In the 1970's he became known as a handyman, doing home remodeling and repair jobs around Whidbey Island. In the 1980s, he returned to college to finish the degree that had been interrupted in WWII. He could often be found at a coffee shop on the campus of Western Washington University, surrounded by young students who were enthralled by his stories and his forthright manner. No one ever accused Earl Hodges of hiding his opinions or running before the prevailing wind - making him a spot of bright non-conformity on a liberal campus. Many who know him and never saw him at the university can readily imagine his impact and can guess at how he may have helped open and challenge young minds. He was never afraid of an argument and always stood up for his beliefs. After finishing college in 1982, he worked as a manager with New Leaf, a charitable organization that arranged and supervised outdoor jobs for disabled adults. He served his community as member of the Oak Harbor Appeals Board and was a life-long Freemason. In the late 1980s he taught computer science at the Skagit Valley College branch campus in Langley, helping people understand and use their personal computers. He became an avid user of PC's (despite his opinion of Microsoft software), and over the years carried on a wide network of communication that reached well beyond Oak Harbor. In his later years, he revisited the photography of his youth, restoring old family photographs as part of a study of the family genealogy.

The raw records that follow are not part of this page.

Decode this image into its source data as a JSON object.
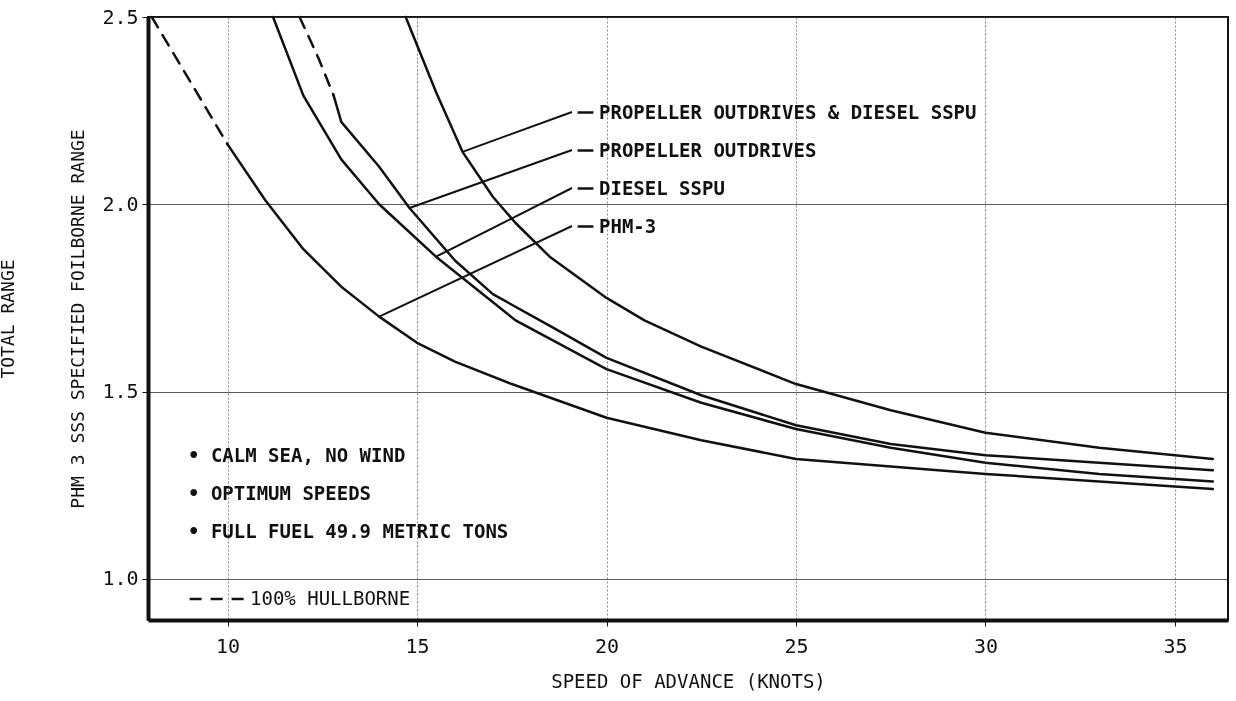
{
  "chart_data": {
    "type": "line",
    "xlabel": "SPEED OF ADVANCE (KNOTS)",
    "ylabel": "TOTAL RANGE\nPHM 3 SSS SPECIFIED FOILBORNE RANGE",
    "xlim": [
      7.9,
      36.4
    ],
    "xticks": [
      10,
      15,
      20,
      25,
      30,
      35
    ],
    "ylim": [
      0.89,
      2.5
    ],
    "yticks": [
      {
        "value": 1,
        "label": "1.0"
      },
      1.5,
      {
        "value": 2,
        "label": "2.0"
      },
      2.5
    ],
    "grid": true,
    "legend": "bottom left",
    "series": [
      {
        "name": "PROPELLER OUTDRIVES & DIESEL SSPU",
        "color": "#111111",
        "line_style": "solid",
        "x": [
          14.7,
          15.5,
          16.2,
          17,
          17.6,
          18.5,
          20,
          21,
          22.5,
          25,
          27.5,
          30,
          33,
          36
        ],
        "values": [
          2.5,
          2.3,
          2.14,
          2.02,
          1.95,
          1.86,
          1.75,
          1.69,
          1.62,
          1.52,
          1.45,
          1.39,
          1.35,
          1.32
        ]
      },
      {
        "name": "PROPELLER OUTDRIVES",
        "color": "#111111",
        "line_style": "solid",
        "x": [
          12.8,
          13,
          14,
          14.8,
          16,
          17,
          18.6,
          20,
          22.5,
          25,
          27.5,
          30,
          33,
          36
        ],
        "values": [
          2.29,
          2.22,
          2.1,
          1.99,
          1.85,
          1.76,
          1.67,
          1.59,
          1.49,
          1.41,
          1.36,
          1.33,
          1.31,
          1.29
        ]
      },
      {
        "name": "DIESEL SSPU",
        "color": "#111111",
        "line_style": "solid",
        "x": [
          11.2,
          12,
          13,
          14,
          15.5,
          17.6,
          20,
          22.5,
          25,
          27.5,
          30,
          33,
          36
        ],
        "values": [
          2.5,
          2.29,
          2.12,
          2.0,
          1.86,
          1.69,
          1.56,
          1.47,
          1.4,
          1.35,
          1.31,
          1.28,
          1.26
        ]
      },
      {
        "name": "PHM-3",
        "color": "#111111",
        "line_style": "solid",
        "x": [
          10,
          11,
          12,
          13,
          14,
          15,
          16,
          17.5,
          20,
          22.5,
          25,
          27.5,
          30,
          33,
          36
        ],
        "values": [
          2.16,
          2.01,
          1.88,
          1.78,
          1.7,
          1.63,
          1.58,
          1.52,
          1.43,
          1.37,
          1.32,
          1.3,
          1.28,
          1.26,
          1.24
        ]
      },
      {
        "name": "100% HULLBORNE",
        "color": "#111111",
        "line_style": "dashed",
        "x": [
          8,
          9,
          10,
          11,
          11.9,
          12.4,
          12.8
        ],
        "values": [
          2.5,
          2.33,
          2.16,
          null,
          2.5,
          2.39,
          2.29
        ]
      }
    ],
    "annotations": [
      "• CALM SEA, NO WIND",
      "• OPTIMUM SPEEDS",
      "• FULL FUEL 49.9 METRIC TONS"
    ]
  }
}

In the 80s and 90s, Earl and Mary Jo indulged a passion for travelling - visiting Europe several times, where they are undoubtedly remembered in many small towns as the funny old gray-haired couple who traveled with backpacks rather than suitcases. While the retired Master Chief had no desire to return to the ocean on a cruise ship, he developed a passion for river cruises. They hung up their backpacks and cruised on the Rhine, the Danube, the Mississippi, the Missouri, the Ohio, the Cumberland, the Tennessee, the Snake, the Columbia, the Rogue, the Squamish, the Hudson, the Erie Canal, and the St. Lawrence Seaway. Earl liked to say that "Other people collect art - we collect rivers." In the 1990s the couple took up RV'ing, where they became known as the Earl of Whidbey and his Lady Mary Jo. Through his travels he developed a wide circle of friends who will miss his stories, his laughter, and his entertaining views of life, politics and the human condition. In the past two years he had been thrilled to learn about the UDT-SEALS Association that included the early UDT pioneers with the present-day SEALs. Through this organization he was able to contact his shipmates from UDT 28, which provided a fitting closure for his WWII years. The family asks that his friends remember him by lifting their glasses in a toast to a life well lived, his service to family and country, and to the passing of this remarkable man.